Our summer birds that have come to this place to rear their families are suddenly hitting the feeders with a vengeance. Today, we watched two red-winged blackbirds frenetically grabbing up seeds and carrying them to four fledges lined up in a row on the top of the arbor on the west side of the lawn. The fledges were all wide open beaks, flittering wings, and instant squawks as soon as the parent birds turned around to get more food. There is always a recalling of our own experiences of early parenthood in the sight of this, and we smile. I don’t know whether birds ever are left off the hook on this one, where they can one day just sit on the line and say, “We’re glad that’s over with. . .” I suspect they are compelled to reenact this force of nature year after year until they expire.
How splendid it is to come to the morning and realize that the nightly aches and pains that moved through the body with such creative selection of bone and tissue have greatly diminished. (For a time, I became convinced that several of my teeth were dying because of the throbbing in the jaw). I tell myself, “Remember, oh you must remember now that these things will come to an end” because I still have the sixth round of chemotherapy with its attendant havoc to the body ahead of me. Even as I write these words, countless gallons of the chemicals discovered and created to help defer cancer’s dying are being infused and injected into grateful persons because they are the only known route to healing and remission. These same chemicals carry in them toxicity that is strong enough to put nurses behind huge aprons and into large rubber gloves, and the contents in turn can take out hair, give face spots, cause nausea or have innumerable other side effects. The bottom line that brings us all to “do what we have to do” is the grand possibility of life resumed, or life extended. How thankful we are for that!
Sanctuary is moving away from the new bright colors of spring into dark greens and the rich hues of reproduction. Now there is honeysuckle in the woods, with chokecherries, flea bane, elderberries and wild roses blooming along the paths and on the edges of the wetlands.
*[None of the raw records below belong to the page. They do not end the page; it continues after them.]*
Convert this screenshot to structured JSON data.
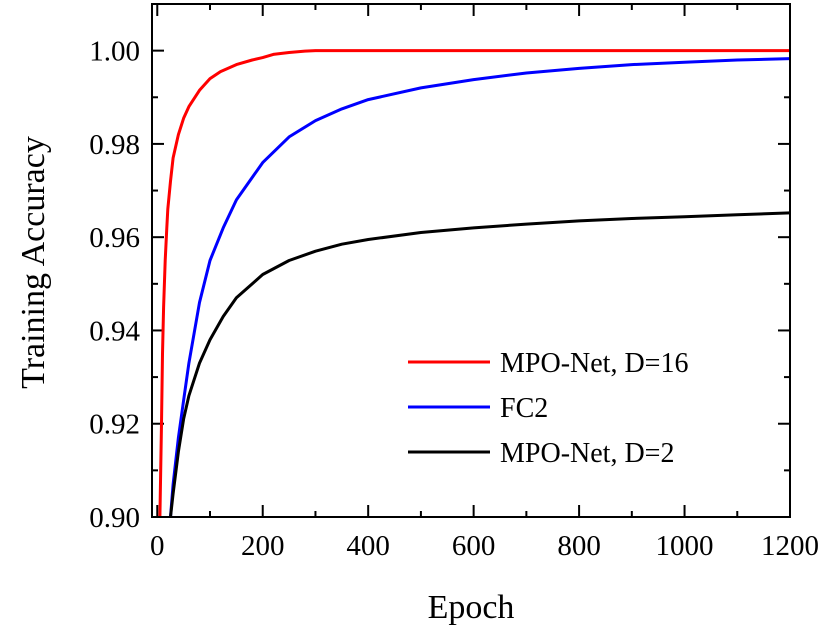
{
  "chart_data": {
    "type": "line",
    "xlabel": "Epoch",
    "ylabel": "Training Accuracy",
    "xlim": [
      -10,
      1200
    ],
    "ylim": [
      0.9,
      1.01
    ],
    "xticks": [
      0,
      200,
      400,
      600,
      800,
      1000,
      1200
    ],
    "xtick_labels": [
      "0",
      "200",
      "400",
      "600",
      "800",
      "1000",
      "1200"
    ],
    "yticks": [
      0.9,
      0.92,
      0.94,
      0.96,
      0.98,
      1.0
    ],
    "ytick_labels": [
      "0.90",
      "0.92",
      "0.94",
      "0.96",
      "0.98",
      "1.00"
    ],
    "grid": false,
    "legend_position": "lower-right",
    "series": [
      {
        "name": "MPO-Net, D=16",
        "color": "#ff0000",
        "x": [
          5,
          8,
          10,
          12,
          15,
          18,
          20,
          25,
          30,
          40,
          50,
          60,
          80,
          100,
          120,
          150,
          180,
          200,
          220,
          250,
          280,
          300,
          350,
          400,
          600,
          800,
          1000,
          1200
        ],
        "y": [
          0.9,
          0.92,
          0.935,
          0.945,
          0.955,
          0.962,
          0.966,
          0.972,
          0.977,
          0.982,
          0.9855,
          0.988,
          0.9915,
          0.994,
          0.9955,
          0.997,
          0.998,
          0.9985,
          0.9992,
          0.9996,
          0.9999,
          1.0,
          1.0,
          1.0,
          1.0,
          1.0,
          1.0,
          1.0
        ]
      },
      {
        "name": "FC2",
        "color": "#0000ff",
        "x": [
          25,
          30,
          40,
          50,
          60,
          80,
          100,
          125,
          150,
          200,
          250,
          300,
          350,
          400,
          500,
          600,
          700,
          800,
          900,
          1000,
          1100,
          1200
        ],
        "y": [
          0.9,
          0.907,
          0.917,
          0.925,
          0.933,
          0.946,
          0.955,
          0.962,
          0.968,
          0.976,
          0.9815,
          0.985,
          0.9875,
          0.9895,
          0.992,
          0.9938,
          0.9952,
          0.9962,
          0.997,
          0.9975,
          0.998,
          0.9983
        ]
      },
      {
        "name": "MPO-Net, D=2",
        "color": "#000000",
        "x": [
          25,
          30,
          40,
          50,
          60,
          80,
          100,
          125,
          150,
          200,
          250,
          300,
          350,
          400,
          500,
          600,
          700,
          800,
          900,
          1000,
          1100,
          1200
        ],
        "y": [
          0.9,
          0.905,
          0.914,
          0.921,
          0.926,
          0.933,
          0.938,
          0.943,
          0.947,
          0.952,
          0.955,
          0.957,
          0.9585,
          0.9595,
          0.961,
          0.962,
          0.9628,
          0.9635,
          0.964,
          0.9644,
          0.9648,
          0.9652
        ]
      }
    ]
  }
}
When Alphie and I walked shortly after dawn, the new sunlight was coming through the cream colored bloomstalks on the head-high grasses that line the path on the west side of the forty acres. It brought to mind the patterns in fine laces and embroideries seen on elegant clothing. Perhaps it all began in some meadow long ago when someone figured out how to use needle and thread to transfer the innate beauty of the humble grass’s offerings into the finest decorations and adornments still cherished today.